In fact, this factory is just the beginning of what the corporation calls, in a press release, its “global battery offensive.” While a VW battery cell factory already exists in Skellefteå, Sweden, four more planned factories will follow a similar setup as the new one in Salzgitter, which will act as a type of blueprint. After this facility in Salzgitter, the next one is planned for Valencia, Spain; there will be a total of a half-dozen factories in Europe alone by 2030. 

The location of the new factory in Salzgitter, Germany.
The location of the new factory in Salzgitter, Germany. Volkswagen AG

The cells that these factories will produce, which the VW Group describes as a “prismatic unified cell,” will one day be able to power as much as 80 percent of the different vehicle models that the company makes. This prismatic design is different from the shapes other EV battery cells typically take—cylinders and pouches. The battery producers at these factories will be able to tweak the chemistries of the cells to best suit the vehicles they are going into. With this general approach should come cost savings, too. “The new unified cell harnesses synergy effects and will reduce battery costs by up to 50 percent,” the company said in a statement

[Related: How the massive ‘flow battery’ coming to an Army facility in Colorado will work]

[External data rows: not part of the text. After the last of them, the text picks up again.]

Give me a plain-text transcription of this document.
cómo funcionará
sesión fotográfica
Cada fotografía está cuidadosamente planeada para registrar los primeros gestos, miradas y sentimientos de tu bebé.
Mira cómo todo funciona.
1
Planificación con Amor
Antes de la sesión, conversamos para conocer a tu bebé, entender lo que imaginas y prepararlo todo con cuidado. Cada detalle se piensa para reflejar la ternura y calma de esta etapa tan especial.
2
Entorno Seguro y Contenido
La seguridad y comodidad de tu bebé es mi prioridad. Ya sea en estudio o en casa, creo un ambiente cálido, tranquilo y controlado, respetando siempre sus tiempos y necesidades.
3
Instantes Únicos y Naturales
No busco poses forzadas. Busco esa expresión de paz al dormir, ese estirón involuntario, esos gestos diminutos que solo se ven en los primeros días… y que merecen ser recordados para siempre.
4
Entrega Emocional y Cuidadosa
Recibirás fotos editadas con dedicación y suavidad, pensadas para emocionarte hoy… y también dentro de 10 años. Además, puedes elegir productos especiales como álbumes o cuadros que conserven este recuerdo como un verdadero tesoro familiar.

A new company, called PowerCo, will take the reins of the battery production machine. “PowerCo will become a global battery player,” Thomas Schmall, the supervisory board chairman of PowerCo, said in the statement. “The company’s major strength will be vertical integration from raw materials and the cell right through to recycling.” 

The Volkswagen Group includes brands such as Volkswagen, Audi, and Porsche. Volkswagen, for example, recently announced a new electric sedan concept car, the ID Aero. In addition to other EVs, like the ID Buzz, VW also makes the ID 4, which it will also start producing in the US, in Tennessee. While the VW Group plans a total of six battery factories in Europe, the company also says that there is the “​​prospect of further factories in North America in the future.”